Я схватил планшетку и нашёл там страничку со своими рисунками, недавно я перерисовал каменную роспись в пещере, неподалёку отсюда.
– Что это?
– Это богиня Умай, – сказал он, взглянув на рисунок. – Богиня плодородия у тюркских народов.
Мы помолчали. Всё-таки одет он как самый обыкновенный чабан.
– А почему вы так одеты? – спросил я. – Не в какой-нибудь парчовый халат, в дорогие меха? У вас такая важная миссия…
– Так удобнее, – ответил он. – Так одевались чабаны во все времена.
– А нет ли у вас чего-нибудь из того времени, где вы побывали? – загорелся я. – Хотелось бы взглянуть… Может быть, какая-нибудь монетка времён Кушанского царства или бронзовая застёжка, серёжка…
Человек посмотрел мне в глаза и улыбнулся.
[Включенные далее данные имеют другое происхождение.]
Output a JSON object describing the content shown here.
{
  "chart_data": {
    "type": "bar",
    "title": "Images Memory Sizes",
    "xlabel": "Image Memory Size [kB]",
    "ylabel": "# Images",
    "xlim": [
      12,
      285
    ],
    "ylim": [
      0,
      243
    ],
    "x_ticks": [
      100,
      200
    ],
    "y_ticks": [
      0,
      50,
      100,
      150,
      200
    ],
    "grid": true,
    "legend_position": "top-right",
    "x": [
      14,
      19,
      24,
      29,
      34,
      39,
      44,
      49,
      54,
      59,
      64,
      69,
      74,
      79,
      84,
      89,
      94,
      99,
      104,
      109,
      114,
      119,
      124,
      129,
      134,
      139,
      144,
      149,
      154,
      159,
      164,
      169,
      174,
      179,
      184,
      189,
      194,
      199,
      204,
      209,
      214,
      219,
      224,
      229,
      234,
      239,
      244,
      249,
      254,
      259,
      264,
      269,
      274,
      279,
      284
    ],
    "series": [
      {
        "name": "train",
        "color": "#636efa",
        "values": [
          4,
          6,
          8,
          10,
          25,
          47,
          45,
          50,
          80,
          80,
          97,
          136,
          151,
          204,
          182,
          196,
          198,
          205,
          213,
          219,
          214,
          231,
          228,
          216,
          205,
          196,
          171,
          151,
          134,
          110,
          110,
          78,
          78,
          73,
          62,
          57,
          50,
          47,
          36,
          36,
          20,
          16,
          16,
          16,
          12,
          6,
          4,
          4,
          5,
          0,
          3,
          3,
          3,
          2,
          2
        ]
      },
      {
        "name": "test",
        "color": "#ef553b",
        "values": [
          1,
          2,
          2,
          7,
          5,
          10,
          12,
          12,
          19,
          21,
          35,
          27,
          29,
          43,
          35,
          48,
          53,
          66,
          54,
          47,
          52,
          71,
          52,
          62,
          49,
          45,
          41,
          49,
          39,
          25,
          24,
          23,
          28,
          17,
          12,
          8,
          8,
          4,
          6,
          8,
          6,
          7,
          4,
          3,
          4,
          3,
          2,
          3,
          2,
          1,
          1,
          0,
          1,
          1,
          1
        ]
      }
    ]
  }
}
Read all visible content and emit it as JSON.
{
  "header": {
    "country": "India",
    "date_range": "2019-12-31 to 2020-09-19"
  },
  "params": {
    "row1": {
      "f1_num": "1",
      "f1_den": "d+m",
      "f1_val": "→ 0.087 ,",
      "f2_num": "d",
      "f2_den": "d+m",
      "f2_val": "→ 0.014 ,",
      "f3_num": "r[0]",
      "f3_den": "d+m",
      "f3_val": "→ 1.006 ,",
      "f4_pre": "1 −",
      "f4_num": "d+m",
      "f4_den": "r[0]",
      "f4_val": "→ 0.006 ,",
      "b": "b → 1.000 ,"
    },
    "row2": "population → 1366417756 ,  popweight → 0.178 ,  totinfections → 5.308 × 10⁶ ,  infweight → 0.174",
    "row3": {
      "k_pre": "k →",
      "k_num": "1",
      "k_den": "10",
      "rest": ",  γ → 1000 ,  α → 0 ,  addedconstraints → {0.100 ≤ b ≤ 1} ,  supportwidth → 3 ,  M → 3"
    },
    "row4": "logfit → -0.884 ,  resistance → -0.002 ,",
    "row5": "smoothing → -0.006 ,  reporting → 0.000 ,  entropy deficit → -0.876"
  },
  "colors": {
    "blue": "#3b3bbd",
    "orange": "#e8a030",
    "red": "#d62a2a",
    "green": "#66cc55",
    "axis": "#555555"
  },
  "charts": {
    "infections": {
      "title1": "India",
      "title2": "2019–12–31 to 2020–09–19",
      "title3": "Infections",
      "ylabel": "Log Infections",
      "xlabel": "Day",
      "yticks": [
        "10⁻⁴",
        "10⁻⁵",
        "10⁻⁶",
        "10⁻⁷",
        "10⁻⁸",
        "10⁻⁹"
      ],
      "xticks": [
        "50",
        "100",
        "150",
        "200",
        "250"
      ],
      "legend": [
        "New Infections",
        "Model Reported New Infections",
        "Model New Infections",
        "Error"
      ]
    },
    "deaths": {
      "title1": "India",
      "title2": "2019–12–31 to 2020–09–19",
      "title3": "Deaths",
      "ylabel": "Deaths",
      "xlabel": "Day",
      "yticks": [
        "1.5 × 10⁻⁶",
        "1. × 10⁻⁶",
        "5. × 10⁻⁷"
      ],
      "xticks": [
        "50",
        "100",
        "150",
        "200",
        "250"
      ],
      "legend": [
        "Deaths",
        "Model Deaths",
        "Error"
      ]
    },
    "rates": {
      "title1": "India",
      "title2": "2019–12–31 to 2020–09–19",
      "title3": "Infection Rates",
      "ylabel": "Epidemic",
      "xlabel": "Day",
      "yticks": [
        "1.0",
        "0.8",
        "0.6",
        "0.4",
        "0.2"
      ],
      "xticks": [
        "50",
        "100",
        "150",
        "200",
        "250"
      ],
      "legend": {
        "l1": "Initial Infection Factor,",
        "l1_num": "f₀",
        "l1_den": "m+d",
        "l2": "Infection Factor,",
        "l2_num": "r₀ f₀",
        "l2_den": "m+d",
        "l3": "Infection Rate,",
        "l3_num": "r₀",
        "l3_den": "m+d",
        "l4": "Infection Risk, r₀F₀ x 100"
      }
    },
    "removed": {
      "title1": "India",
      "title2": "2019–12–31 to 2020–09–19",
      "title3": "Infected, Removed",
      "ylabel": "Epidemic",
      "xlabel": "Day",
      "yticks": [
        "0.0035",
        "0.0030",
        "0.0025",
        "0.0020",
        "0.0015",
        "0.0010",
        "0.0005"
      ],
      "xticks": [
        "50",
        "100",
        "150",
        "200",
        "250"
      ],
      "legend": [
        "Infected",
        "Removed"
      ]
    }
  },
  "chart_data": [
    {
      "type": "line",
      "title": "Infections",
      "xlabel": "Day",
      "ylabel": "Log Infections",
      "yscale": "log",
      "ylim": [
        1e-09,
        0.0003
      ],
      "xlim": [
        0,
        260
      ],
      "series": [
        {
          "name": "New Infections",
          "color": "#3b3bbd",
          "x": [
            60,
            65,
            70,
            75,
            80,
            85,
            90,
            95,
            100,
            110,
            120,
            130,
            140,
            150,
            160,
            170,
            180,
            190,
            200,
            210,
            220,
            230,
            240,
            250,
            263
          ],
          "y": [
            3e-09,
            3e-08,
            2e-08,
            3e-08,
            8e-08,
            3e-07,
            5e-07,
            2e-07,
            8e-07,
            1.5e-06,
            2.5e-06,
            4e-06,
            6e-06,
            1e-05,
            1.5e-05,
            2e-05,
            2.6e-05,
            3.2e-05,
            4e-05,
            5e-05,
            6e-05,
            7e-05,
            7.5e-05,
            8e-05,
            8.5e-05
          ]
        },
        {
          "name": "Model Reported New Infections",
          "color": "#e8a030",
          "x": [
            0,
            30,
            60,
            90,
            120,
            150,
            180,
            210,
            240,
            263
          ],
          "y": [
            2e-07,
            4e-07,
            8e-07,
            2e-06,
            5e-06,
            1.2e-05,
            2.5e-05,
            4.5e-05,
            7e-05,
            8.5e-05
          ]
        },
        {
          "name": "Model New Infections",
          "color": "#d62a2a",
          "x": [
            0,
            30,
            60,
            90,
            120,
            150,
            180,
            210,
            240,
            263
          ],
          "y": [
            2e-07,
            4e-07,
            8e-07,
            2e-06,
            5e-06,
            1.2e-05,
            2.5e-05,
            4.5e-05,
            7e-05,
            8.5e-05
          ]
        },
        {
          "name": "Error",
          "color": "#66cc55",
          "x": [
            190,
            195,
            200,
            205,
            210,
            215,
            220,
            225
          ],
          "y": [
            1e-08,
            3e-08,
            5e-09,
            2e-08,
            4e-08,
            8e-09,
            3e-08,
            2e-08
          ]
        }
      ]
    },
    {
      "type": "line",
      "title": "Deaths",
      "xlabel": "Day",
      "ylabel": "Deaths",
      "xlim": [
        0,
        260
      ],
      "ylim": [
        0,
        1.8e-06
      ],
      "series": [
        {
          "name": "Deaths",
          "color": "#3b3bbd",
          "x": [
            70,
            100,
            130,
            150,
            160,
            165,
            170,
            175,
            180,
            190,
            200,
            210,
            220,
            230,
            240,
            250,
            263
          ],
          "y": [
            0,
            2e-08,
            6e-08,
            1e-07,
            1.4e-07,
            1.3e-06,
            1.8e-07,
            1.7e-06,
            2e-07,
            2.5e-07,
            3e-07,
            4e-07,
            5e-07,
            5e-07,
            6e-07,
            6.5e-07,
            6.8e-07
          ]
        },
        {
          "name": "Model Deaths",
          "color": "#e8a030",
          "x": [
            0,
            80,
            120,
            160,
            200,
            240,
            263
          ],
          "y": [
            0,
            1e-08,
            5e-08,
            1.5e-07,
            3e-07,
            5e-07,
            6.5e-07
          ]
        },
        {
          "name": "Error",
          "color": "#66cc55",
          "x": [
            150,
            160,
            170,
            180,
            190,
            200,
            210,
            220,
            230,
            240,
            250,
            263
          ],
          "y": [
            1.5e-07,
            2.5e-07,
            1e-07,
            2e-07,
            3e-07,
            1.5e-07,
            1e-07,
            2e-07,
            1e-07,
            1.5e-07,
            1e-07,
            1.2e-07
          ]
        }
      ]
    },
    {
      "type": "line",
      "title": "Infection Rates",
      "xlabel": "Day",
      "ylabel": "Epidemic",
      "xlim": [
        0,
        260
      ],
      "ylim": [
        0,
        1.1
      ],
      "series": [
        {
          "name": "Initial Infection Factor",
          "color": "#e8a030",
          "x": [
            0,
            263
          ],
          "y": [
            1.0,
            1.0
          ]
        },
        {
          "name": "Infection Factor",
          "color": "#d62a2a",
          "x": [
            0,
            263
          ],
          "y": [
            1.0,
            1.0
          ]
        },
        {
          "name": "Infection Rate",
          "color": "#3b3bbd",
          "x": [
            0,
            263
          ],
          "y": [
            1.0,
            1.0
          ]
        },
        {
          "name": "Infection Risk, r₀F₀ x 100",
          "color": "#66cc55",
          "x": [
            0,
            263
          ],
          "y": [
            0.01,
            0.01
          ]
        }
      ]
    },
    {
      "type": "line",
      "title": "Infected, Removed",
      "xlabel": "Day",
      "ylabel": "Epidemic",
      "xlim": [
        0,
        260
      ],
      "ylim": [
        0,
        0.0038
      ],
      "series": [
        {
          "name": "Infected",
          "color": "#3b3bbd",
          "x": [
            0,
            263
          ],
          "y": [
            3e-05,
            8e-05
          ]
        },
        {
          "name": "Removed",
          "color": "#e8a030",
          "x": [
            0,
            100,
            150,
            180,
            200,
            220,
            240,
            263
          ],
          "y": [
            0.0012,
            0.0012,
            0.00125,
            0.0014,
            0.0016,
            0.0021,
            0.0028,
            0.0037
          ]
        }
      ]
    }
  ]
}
Вынул из-за пазухи веточку, протянул мне. От веточки исходил такой знакомый душистый горьковатый аромат!
– Полынь! – ахнул я. – Емшан-трава!
– Да, проезжал недавно большое поле, – сказал он.
– А где было поле? В какой стране? – спросил я.
– Дешт-и-Кипчак.
– Там жили будущие казахи?
– А также татары, кумыки, балкарцы, карачаевцы, якуты, чуваши, гагаузы, многие…
Он поднялся и свистнул. Лошадь подошла к нему.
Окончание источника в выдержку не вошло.